Voilà donc, messieurs, à quel haut degré le ministère actuel pousse son caractère d’odieuse et de pure fiscalité. Tout est sacrifié à ce génie de fiscalité, jusqu’au perfectionnement des produits de cette industrie ; car il est bien prouvé que les sauneries qui emploient l’eau de mer n’en obtiennent d’autre résultat qu’une cristallisation plus facile et une qualité de sel plus belle.
Messieurs, quelques pétitionnaires qui réclament cette disposition reculent ou hésitent eux-mêmes devant les odieuses conséquences que sa sanction entraînerait.

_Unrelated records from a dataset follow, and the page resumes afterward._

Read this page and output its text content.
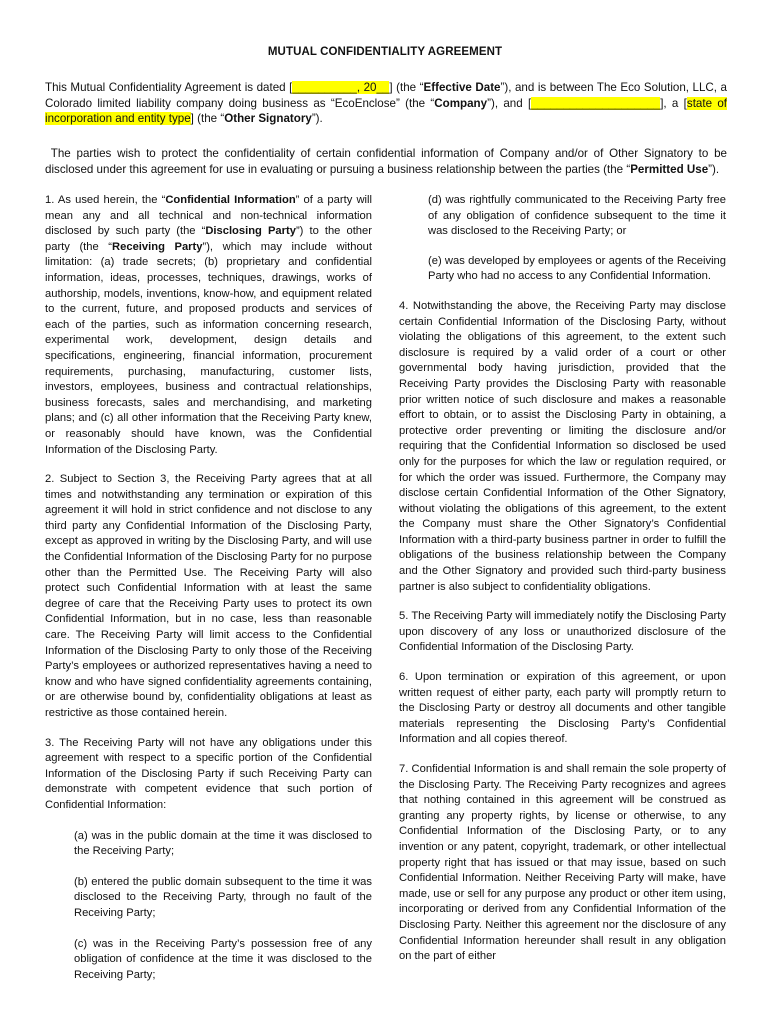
MUTUAL CONFIDENTIALITY AGREEMENT
This Mutual Confidentiality Agreement is dated [__________, 20__] (the “Effective Date”), and is between The Eco Solution, LLC, a Colorado limited liability company doing business as “EcoEnclose” (the “Company”), and [____________________], a [state of incorporation and entity type] (the “Other Signatory”).
The parties wish to protect the confidentiality of certain confidential information of Company and/or of Other Signatory to be disclosed under this agreement for use in evaluating or pursuing a business relationship between the parties (the “Permitted Use”).

1. As used herein, the “Confidential Information” of a party will mean any and all technical and non-technical information disclosed by such party (the “Disclosing Party”) to the other party (the “Receiving Party”), which may include without limitation: (a) trade secrets; (b) proprietary and confidential information, ideas, processes, techniques, drawings, works of authorship, models, inventions, know-how, and equipment related to the current, future, and proposed products and services of each of the parties, such as information concerning research, experimental work, development, design details and specifications, engineering, financial information, procurement requirements, purchasing, manufacturing, customer lists, investors, employees, business and contractual relationships, business forecasts, sales and merchandising, and marketing plans; and (c) all other information that the Receiving Party knew, or reasonably should have known, was the Confidential Information of the Disclosing Party.

2. Subject to Section 3, the Receiving Party agrees that at all times and notwithstanding any termination or expiration of this agreement it will hold in strict confidence and not disclose to any third party any Confidential Information of the Disclosing Party, except as approved in writing by the Disclosing Party, and will use the Confidential Information of the Disclosing Party for no purpose other than the Permitted Use. The Receiving Party will also protect such Confidential Information with at least the same degree of care that the Receiving Party uses to protect its own Confidential Information, but in no case, less than reasonable care. The Receiving Party will limit access to the Confidential Information of the Disclosing Party to only those of the Receiving Party’s employees or authorized representatives having a need to know and who have signed confidentiality agreements containing, or are otherwise bound by, confidentiality obligations at least as restrictive as those contained herein.

3. The Receiving Party will not have any obligations under this agreement with respect to a specific portion of the Confidential Information of the Disclosing Party if such Receiving Party can demonstrate with competent evidence that such portion of Confidential Information:

(a) was in the public domain at the time it was disclosed to the Receiving Party;

(b) entered the public domain subsequent to the time it was disclosed to the Receiving Party, through no fault of the Receiving Party;

(c) was in the Receiving Party’s possession free of any obligation of confidence at the time it was disclosed to the Receiving Party;

(d) was rightfully communicated to the Receiving Party free of any obligation of confidence subsequent to the time it was disclosed to the Receiving Party; or

(e) was developed by employees or agents of the Receiving Party who had no access to any Confidential Information.

4. Notwithstanding the above, the Receiving Party may disclose certain Confidential Information of the Disclosing Party, without violating the obligations of this agreement, to the extent such disclosure is required by a valid order of a court or other governmental body having jurisdiction, provided that the Receiving Party provides the Disclosing Party with reasonable prior written notice of such disclosure and makes a reasonable effort to obtain, or to assist the Disclosing Party in obtaining, a protective order preventing or limiting the disclosure and/or requiring that the Confidential Information so disclosed be used only for the purposes for which the law or regulation required, or for which the order was issued. Furthermore, the Company may disclose certain Confidential Information of the Other Signatory, without violating the obligations of this agreement, to the extent the Company must share the Other Signatory’s Confidential Information with a third-party business partner in order to fulfill the obligations of the business relationship between the Company and the Other Signatory and provided such third-party business partner is also subject to confidentiality obligations.

5. The Receiving Party will immediately notify the Disclosing Party upon discovery of any loss or unauthorized disclosure of the Confidential Information of the Disclosing Party.

6. Upon termination or expiration of this agreement, or upon written request of either party, each party will promptly return to the Disclosing Party or destroy all documents and other tangible materials representing the Disclosing Party’s Confidential Information and all copies thereof.

7. Confidential Information is and shall remain the sole property of the Disclosing Party. The Receiving Party recognizes and agrees that nothing contained in this agreement will be construed as granting any property rights, by license or otherwise, to any Confidential Information of the Disclosing Party, or to any invention or any patent, copyright, trademark, or other intellectual property right that has issued or that may issue, based on such Confidential Information. Neither Receiving Party will make, have made, use or sell for any purpose any product or other item using, incorporating or derived from any Confidential Information of the Disclosing Party. Neither this agreement nor the disclosure of any Confidential Information hereunder shall result in any obligation on the part of either
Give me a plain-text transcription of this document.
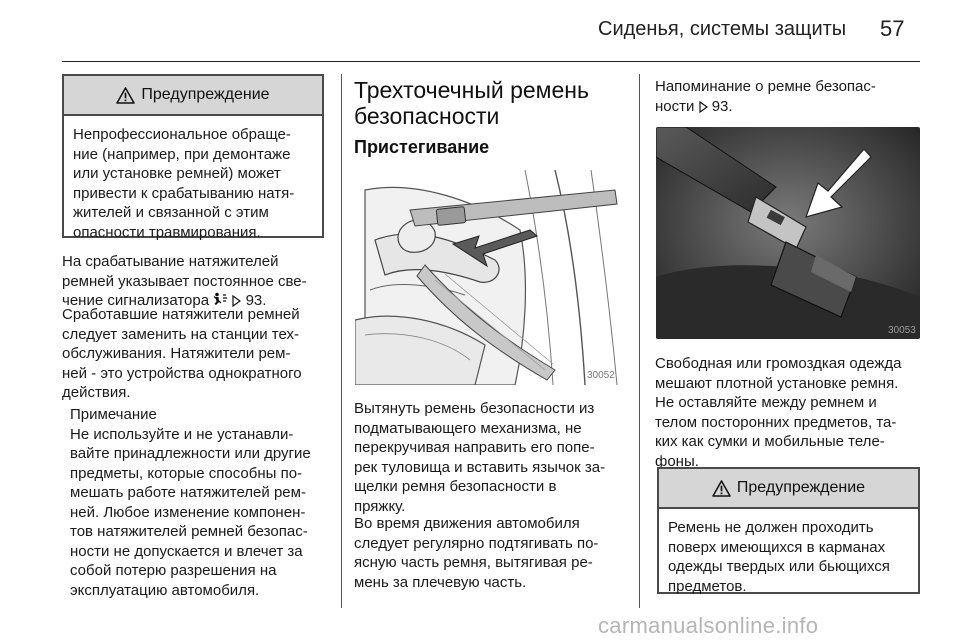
Сиденья, системы защиты 57
Предупреждение
Непрофессиональное обраще-
ние (например, при демонтаже
или установке ремней) может
привести к срабатыванию натя-
жителей и связанной с этим
опасности травмирования.
На срабатывание натяжителей
ремней указывает постоянное све-
чение сигнализатора 93.
Сработавшие натяжители ремней
следует заменить на станции тех-
обслуживания. Натяжители рем-
ней - это устройства однократного
действия.
Примечание
Не используйте и не устанавли-
вайте принадлежности или другие
предметы, которые способны по-
мешать работе натяжителей рем-
ней. Любое изменение компонен-
тов натяжителей ремней безопас-
ности не допускается и влечет за
собой потерю разрешения на
эксплуатацию автомобиля.
Трехточечный ремень
безопасности
Пристегивание
30052
Вытянуть ремень безопасности из
подматывающего механизма, не
перекручивая направить его попе-
рек туловища и вставить язычок за-
щелки ремня безопасности в
пряжку.
Во время движения автомобиля
следует регулярно подтягивать по-
ясную часть ремня, вытягивая ре-
мень за плечевую часть.
Напоминание о ремне безопас-
ности 93.
30053
Свободная или громоздкая одежда
мешают плотной установке ремня.
Не оставляйте между ремнем и
телом посторонних предметов, та-
ких как сумки и мобильные теле-
фоны.
Предупреждение
Ремень не должен проходить
поверх имеющихся в карманах
одежды твердых или бьющихся
предметов.
carmanualsonline.info
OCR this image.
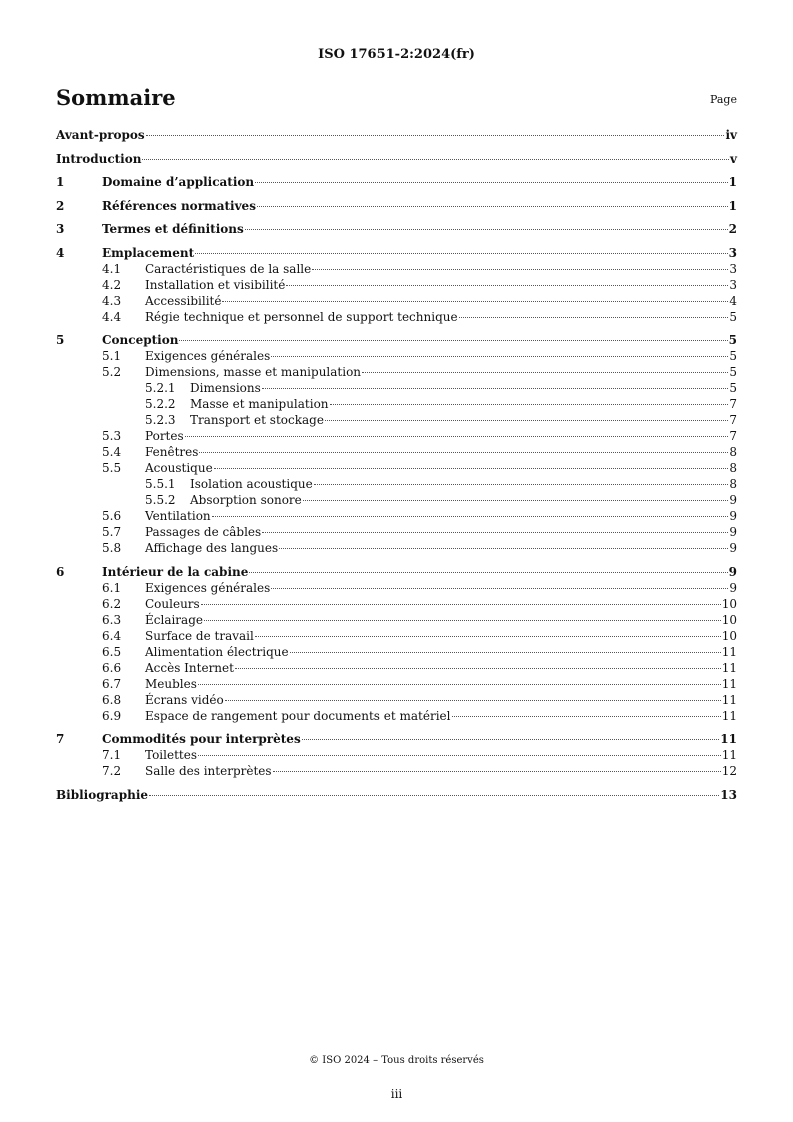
ISO 17651-2:2024(fr)
Sommaire	Page
Avant-propos	iv
Introduction	v
1	Domaine d’application	1
2	Références normatives	1
3	Termes et définitions	2
4	Emplacement	3
4.1	Caractéristiques de la salle	3
4.2	Installation et visibilité	3
4.3	Accessibilité	4
4.4	Régie technique et personnel de support technique	5
5	Conception	5
5.1	Exigences générales	5
5.2	Dimensions, masse et manipulation	5
5.2.1	Dimensions	5
5.2.2	Masse et manipulation	7
5.2.3	Transport et stockage	7
5.3	Portes	7
5.4	Fenêtres	8
5.5	Acoustique	8
5.5.1	Isolation acoustique	8
5.5.2	Absorption sonore	9
5.6	Ventilation	9
5.7	Passages de câbles	9
5.8	Affichage des langues	9
6	Intérieur de la cabine	9
6.1	Exigences générales	9
6.2	Couleurs	10
6.3	Éclairage	10
6.4	Surface de travail	10
6.5	Alimentation électrique	11
6.6	Accès Internet	11
6.7	Meubles	11
6.8	Écrans vidéo	11
6.9	Espace de rangement pour documents et matériel	11
7	Commodités pour interprètes	11
7.1	Toilettes	11
7.2	Salle des interprètes	12
Bibliographie	13
© ISO 2024 – Tous droits réservés
iii
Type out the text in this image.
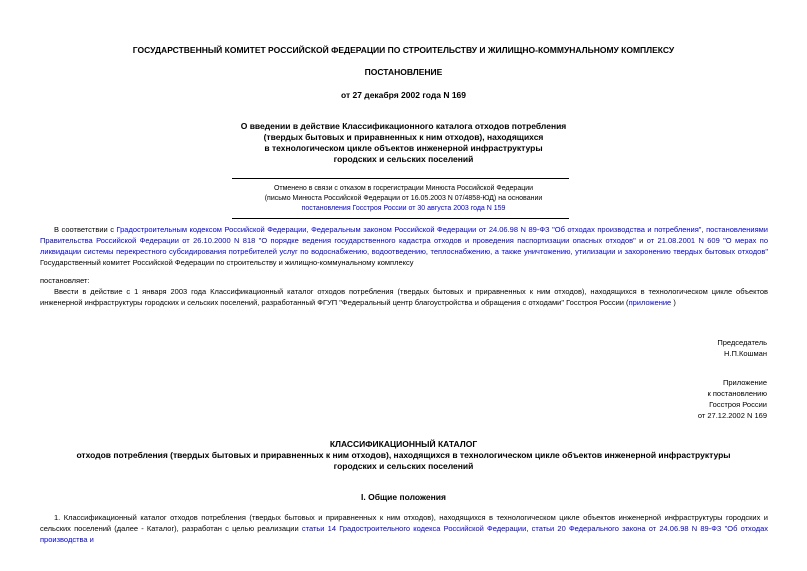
ГОСУДАРСТВЕННЫЙ КОМИТЕТ РОССИЙСКОЙ ФЕДЕРАЦИИ ПО СТРОИТЕЛЬСТВУ И ЖИЛИЩНО-КОММУНАЛЬНОМУ КОМПЛЕКСУ
ПОСТАНОВЛЕНИЕ
от 27 декабря 2002 года N 169
О введении в действие Классификационного каталога отходов потребления
(твердых бытовых и приравненных к ним отходов), находящихся
в технологическом цикле объектов инженерной инфраструктуры
городских и сельских поселений
Отменено в связи с отказом в госрегистрации Минюста Российской Федерации
(письмо Минюста Российской Федерации от 16.05.2003 N 07/4858-ЮД) на основании
постановления Госстроя России от 30 августа 2003 года N 159
В соответствии с Градостроительным кодексом Российской Федерации, Федеральным законом Российской Федерации от 24.06.98 N 89-ФЗ "Об отходах производства и потребления", постановлениями Правительства Российской Федерации от 26.10.2000 N 818 "О порядке ведения государственного кадастра отходов и проведения паспортизации опасных отходов" и от 21.08.2001 N 609 "О мерах по ликвидации системы перекрестного субсидирования потребителей услуг по водоснабжению, водоотведению, теплоснабжению, а также уничтожению, утилизации и захоронению твердых бытовых отходов" Государственный комитет Российской Федерации по строительству и жилищно-коммунальному комплексу
постановляет:
Ввести в действие с 1 января 2003 года Классификационный каталог отходов потребления (твердых бытовых и приравненных к ним отходов), находящихся в технологическом цикле объектов инженерной инфраструктуры городских и сельских поселений, разработанный ФГУП "Федеральный центр благоустройства и обращения с отходами" Госстроя России (приложение )
Председатель
Н.П.Кошман
Приложение
к постановлению
Госстроя России
от 27.12.2002 N 169
КЛАССИФИКАЦИОННЫЙ КАТАЛОГ
отходов потребления (твердых бытовых и приравненных к ним отходов), находящихся в технологическом цикле объектов инженерной инфраструктуры
городских и сельских поселений
I. Общие положения
1. Классификационный каталог отходов потребления (твердых бытовых и приравненных к ним отходов), находящихся в технологическом цикле объектов инженерной инфраструктуры городских и сельских поселений (далее - Каталог), разработан с целью реализации статьи 14 Градостроительного кодекса Российской Федерации, статьи 20 Федерального закона от 24.06.98 N 89-ФЗ "Об отходах производства и
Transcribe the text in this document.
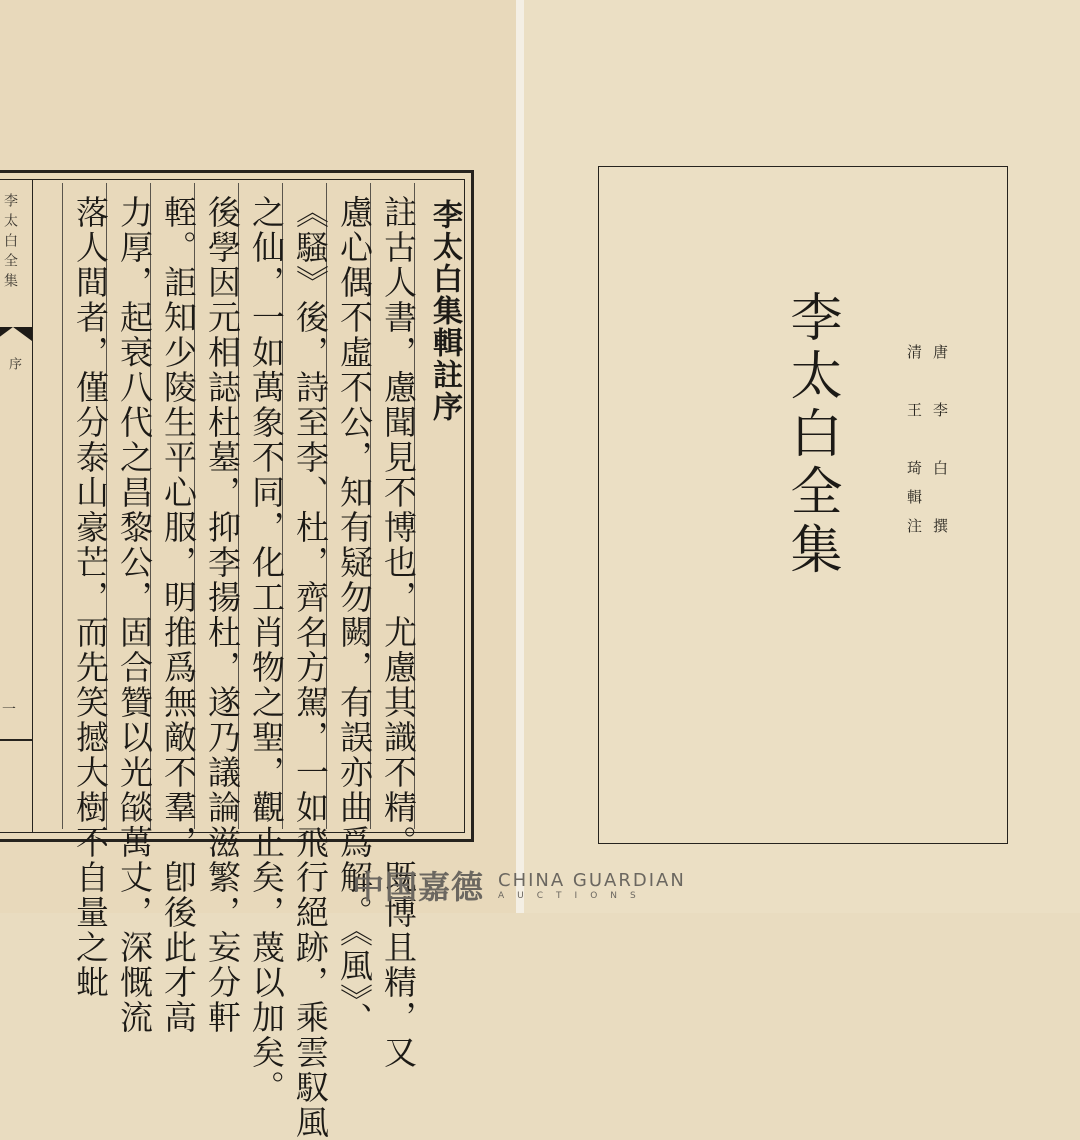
李太白全集
序
一
李太白集輯註序
註古人書，慮聞見不博也，尤慮其識不精。既博且精，又
慮心偶不虛不公，知有疑勿闕，有誤亦曲爲解。《風》、
《騷》後，詩至李、杜，齊名方駕，一如飛行絕跡，乘雲馭風
之仙，一如萬象不同，化工肖物之聖，觀止矣，蔑以加矣。
後學因元相誌杜墓，抑李揚杜，遂乃議論滋繁，妄分軒
輊。詎知少陵生平心服，明推爲無敵不羣，卽後此才高
力厚，起衰八代之昌黎公，固合贊以光燄萬丈，深慨流
落人間者，僅分泰山豪芒，而先笑撼大樹不自量之蚍	李太白全集	唐　李　白　撰
清　王　琦輯注
中国嘉德 CHINA GUARDIAN
AUCTIONS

Voici textuellement les paroles d’une de ces pétitions :
« La loi du 21 août, en permettant l’emploi de l’eau de mer, sans en grever le compte du saunier, a voulu protéger par là d’autres industries et notamment la navigation, élément essentiel de tout Etat commercial.
« Quoique ce ne soient que de petits bâtiments qui vont charger l’eau à une certaine distance en mer, ils ne forment pas moins des marins hardis et s’offrent, comme moyen d’apprentissage, à la marine. »
Après avoir calculé que l’impôt sur l’eau de mer donnerait annuellement 80,000 fr. au trésor, ils ajoutent : « Mais l’intérêt pécuniaire ne doit-il pas s’effacer devant la considération qu’il est un grand nombre de famille dont le transport de l’eau de mer est le seul moyen d’existence ! … C’est, messieurs, ce que vous aurez à peser dans votre sagesse et votre humanité, avant d’aller aux voix sur ce point. »
Malgré ces hésitations devant cette grande injustice, exprimées par les sauniers qui n’emploient pas l’eau de mer, le ministère n’a pas reculé devant la proposition de l’article 2 du projet !
Messieurs, j’avais une autre tâche à remplir, j’avais à vous prouver que, par son projet de loi, le ministère propose de consacrer une grande injustice en voulant priver les villes du pays de leurs ports d’importation, et surtout ces villes qui, en raison de leur proximité de la mer, ont joui de ce droit pendant un temps immémorial, et pour lequel elles ont fait des sacrifices énormes. Il me restait aussi à démontrer que cette disposition du projet porte gratuitement la perturbation dans le commerce, sans qu’il puisse en résulter aucun bénéfice pour le trésor, et qu’elle tend aussi à détruire entièrement le commerce dans les mêmes ports. Cette tâche a été remplie par M. Devaux
Je terminerai par une réponse à l’honorable ministre de l’intérieur et des affaires étrangères. Dans l’intention de proposer un amendement tendant à soumettre le sel venant de la Méditerranée à un droit inférieur à celui sur le sel importé d’Angleterre, j’avais tâché de faire comprendre à la chambre que cette proposition avait pour but d’établir un commerce régulier avec le Levant, que sans une disposition semblable, un commerce régulier avec l’Orient était impossible, et qu’il était aussi le seul moyen d’atteindre le but commercial que la mission de Constantinople devait remplir. Le ministre de l’intérieur, comme celui des finances, confond ce droit avec un droit différentiel imposé sur les navires étrangers, tandis que ce n’est qu’un simple droit d’accise qui n’a rien de commun avec les droits différentiels. C’est une nouvelle preuve qu’ils comprennent bien cette grave question.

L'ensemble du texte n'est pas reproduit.